It is traditionally the husband's religion that children are expected to follow in religiously mixed marriages.The secret lives of Vietnam's Catholic mothers

Children are taken to pray in front of a Marian grotto in Vietnam's Ho Chi Minh City. (Photo by Mary Vo)

Mary Nguyen closes the door carefully and says evening prayers with her two children in her room whenever her husband comes home late from work.

And Nguyen, who lives in the house of her Buddhist parents-in-law, quietly takes them to weekend Masses once or twice a month at a church near her own parents’ home in Vietnam’s southern Ho Chi Minh City.

"I have to pretend [to her parents-in-law] that I take the children to visit my parents so that we can go to church," the mother said in a low, strained voice.

Her husband and parents-in-law do not want them to embrace Catholicism before they turn 18, when they say the children can decide for themselves what religion to follow. They have threatened to turn her out of their home if she takes the children to church.

Nguyen said they do not know their grandchildren are Catholics as she had them — a girl and a boy — baptized while she was living for months at her parents’ home after she gave birth to them.

She tries to help instill faith in Catholicism while their grandmother regularly takes them to Buddhist temples.

Nguyen, who works for a local printing company, said her husband, a Communist Party member, converted to Catholicism when he married her. However, he subsequently jettisoned the Catholic faith and often checks on whether the children have secretly gone to church.

"I forgive him and try to be a good Catholic so that I can bear witness to the Good News," said Nguyen, who regularly joins Catholic friends and family members in attending church services and feasts.

"Although I feel a bit tense when dealing with my husband and his parents, I have a bounden duty to offer faith education to my children." 

Patriarchy still predominates

Father James Hoang Quan, pastor of Trieu Son parish in Thua Thien Hue province, said most Catholic women who marry non-Christians, and live in houses of their parents-in-law, run into difficulties over religious practice and education.

Father Quan said patriarchy still predominates in many families where women are considered to belong to their husbands’ families and are expected to obey family norms after marrying. Their children are often taught to follow the husband’s religion. He said these women need advice and encouragement from their co-religionists.
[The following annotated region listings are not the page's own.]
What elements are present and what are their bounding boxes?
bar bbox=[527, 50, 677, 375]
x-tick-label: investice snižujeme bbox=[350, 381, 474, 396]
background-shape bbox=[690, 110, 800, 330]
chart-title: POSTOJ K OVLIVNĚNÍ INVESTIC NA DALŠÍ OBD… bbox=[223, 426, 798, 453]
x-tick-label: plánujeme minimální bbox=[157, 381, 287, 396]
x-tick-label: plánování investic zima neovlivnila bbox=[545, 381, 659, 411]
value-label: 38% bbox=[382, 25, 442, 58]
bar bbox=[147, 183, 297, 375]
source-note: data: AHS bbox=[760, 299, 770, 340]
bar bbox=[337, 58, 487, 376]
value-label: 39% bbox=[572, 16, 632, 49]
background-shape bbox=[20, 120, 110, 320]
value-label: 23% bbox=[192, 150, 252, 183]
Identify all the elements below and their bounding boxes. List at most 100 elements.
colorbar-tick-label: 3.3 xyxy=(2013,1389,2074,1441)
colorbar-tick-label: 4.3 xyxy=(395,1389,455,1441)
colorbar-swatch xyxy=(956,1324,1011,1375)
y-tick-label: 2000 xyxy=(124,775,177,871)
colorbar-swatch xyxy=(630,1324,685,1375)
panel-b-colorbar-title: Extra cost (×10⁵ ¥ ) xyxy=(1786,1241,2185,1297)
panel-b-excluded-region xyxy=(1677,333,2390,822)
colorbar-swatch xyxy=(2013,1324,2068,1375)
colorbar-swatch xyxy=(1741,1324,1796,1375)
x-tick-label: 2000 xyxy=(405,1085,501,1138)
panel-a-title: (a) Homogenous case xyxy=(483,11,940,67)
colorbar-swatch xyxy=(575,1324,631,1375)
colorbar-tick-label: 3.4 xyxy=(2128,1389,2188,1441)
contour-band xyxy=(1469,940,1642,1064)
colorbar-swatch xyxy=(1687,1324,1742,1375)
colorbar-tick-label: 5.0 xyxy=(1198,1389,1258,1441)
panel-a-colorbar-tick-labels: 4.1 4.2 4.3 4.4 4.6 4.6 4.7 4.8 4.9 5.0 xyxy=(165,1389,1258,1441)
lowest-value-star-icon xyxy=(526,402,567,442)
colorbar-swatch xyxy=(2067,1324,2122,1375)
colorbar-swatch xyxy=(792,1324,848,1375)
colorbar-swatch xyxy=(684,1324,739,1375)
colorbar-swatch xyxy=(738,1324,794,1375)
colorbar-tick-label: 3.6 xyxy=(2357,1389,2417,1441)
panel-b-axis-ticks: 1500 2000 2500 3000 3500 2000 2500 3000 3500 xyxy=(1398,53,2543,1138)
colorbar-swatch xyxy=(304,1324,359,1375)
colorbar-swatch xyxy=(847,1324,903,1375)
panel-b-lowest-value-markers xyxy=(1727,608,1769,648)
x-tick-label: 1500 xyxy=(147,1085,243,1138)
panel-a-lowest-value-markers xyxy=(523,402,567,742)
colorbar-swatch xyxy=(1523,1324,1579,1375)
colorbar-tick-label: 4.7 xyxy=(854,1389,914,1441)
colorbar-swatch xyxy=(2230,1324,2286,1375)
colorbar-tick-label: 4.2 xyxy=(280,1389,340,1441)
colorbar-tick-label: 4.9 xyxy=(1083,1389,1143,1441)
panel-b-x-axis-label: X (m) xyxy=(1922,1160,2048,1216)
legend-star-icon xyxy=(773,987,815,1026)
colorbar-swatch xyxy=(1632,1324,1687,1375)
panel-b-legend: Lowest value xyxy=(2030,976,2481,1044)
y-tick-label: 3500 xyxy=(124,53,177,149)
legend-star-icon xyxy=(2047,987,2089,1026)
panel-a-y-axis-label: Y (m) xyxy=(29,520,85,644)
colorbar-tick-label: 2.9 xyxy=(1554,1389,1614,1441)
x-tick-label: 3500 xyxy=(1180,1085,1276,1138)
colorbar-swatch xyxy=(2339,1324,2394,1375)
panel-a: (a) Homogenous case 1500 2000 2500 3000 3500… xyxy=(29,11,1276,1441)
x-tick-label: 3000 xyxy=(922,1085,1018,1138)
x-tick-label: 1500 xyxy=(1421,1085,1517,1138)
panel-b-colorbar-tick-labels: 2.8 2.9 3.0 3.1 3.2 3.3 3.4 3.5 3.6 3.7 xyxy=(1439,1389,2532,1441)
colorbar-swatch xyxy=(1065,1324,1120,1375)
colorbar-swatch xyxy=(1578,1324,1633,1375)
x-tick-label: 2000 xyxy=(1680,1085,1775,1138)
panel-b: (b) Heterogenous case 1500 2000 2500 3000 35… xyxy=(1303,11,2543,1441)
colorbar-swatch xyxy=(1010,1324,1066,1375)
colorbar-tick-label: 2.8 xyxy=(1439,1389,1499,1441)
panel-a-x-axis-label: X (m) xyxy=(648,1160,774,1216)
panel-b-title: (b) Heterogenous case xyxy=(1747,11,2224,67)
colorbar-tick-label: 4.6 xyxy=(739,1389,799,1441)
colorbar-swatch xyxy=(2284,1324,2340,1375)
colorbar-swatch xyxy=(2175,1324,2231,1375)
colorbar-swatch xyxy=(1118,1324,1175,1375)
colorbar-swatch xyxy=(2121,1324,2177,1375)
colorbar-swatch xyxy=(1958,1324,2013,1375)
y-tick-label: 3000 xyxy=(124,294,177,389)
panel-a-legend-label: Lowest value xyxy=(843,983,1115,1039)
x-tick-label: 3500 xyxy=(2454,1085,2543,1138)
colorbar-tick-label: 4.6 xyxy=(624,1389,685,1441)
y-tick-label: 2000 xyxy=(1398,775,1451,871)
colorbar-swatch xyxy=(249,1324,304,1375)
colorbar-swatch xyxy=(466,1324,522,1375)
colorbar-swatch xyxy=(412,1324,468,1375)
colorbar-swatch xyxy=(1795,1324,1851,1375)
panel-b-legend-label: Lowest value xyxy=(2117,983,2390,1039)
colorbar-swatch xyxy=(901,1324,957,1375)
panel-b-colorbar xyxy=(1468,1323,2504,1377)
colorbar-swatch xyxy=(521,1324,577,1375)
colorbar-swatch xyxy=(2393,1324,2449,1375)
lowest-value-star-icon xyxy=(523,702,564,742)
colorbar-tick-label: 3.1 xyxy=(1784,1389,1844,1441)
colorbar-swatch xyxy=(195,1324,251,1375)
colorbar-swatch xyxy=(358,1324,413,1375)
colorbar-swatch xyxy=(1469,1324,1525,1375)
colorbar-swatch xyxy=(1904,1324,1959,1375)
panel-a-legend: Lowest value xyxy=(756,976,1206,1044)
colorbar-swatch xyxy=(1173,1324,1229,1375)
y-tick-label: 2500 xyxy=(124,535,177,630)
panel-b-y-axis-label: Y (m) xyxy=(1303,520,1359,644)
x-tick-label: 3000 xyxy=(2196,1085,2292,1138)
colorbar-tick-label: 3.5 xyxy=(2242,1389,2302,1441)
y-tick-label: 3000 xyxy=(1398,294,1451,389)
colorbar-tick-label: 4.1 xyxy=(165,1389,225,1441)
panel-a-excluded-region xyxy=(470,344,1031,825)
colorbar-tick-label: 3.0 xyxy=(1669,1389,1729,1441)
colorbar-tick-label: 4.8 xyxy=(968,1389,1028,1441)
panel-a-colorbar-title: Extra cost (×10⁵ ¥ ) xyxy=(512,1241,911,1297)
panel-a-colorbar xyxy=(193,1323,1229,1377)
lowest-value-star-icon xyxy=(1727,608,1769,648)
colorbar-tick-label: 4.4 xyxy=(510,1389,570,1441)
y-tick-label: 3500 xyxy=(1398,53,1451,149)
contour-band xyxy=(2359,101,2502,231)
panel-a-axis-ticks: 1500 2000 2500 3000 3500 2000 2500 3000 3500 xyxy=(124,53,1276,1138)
Father John Baptist Nguyen Tong, pastor of Phuong Tay parish, said in some cases Communist Party members who marry Catholic women ban their children from embracing Catholicism as they fear their official positions will be adversely affected.

Father Tong said local Catholics say "Hail Mary" three times during daily Masses for families experiencing difficulties during this special Year of Journeying with Problematic Families. And parishioners comfort them in times of family illness or death.

Anna Tran Thi Ngoc Duyen, whose husband divorced her when her daughter was four years old, carries her on a motorbike for 10 kilometers to attend Mass each week. Her daughter also joins catechism classes, Eucharist adoration, camps and charitable work.

"I hope she will openly follow Catholicism when she reaches 18 years of age and her father will accept her decision," she said with a smile.

Duyen, who works as a journalist, said her husband, who converted from Buddhism to Catholicism at her family’s request, renounced Catholicism and asked her to take down an altar months after their wedding.

"I am wrong to have married a husband of a different religion," she said. "He converted to Catholicism to marry me, not for faith."

The woman blames her now broken marriage on herself for not having been active enough in her religious life.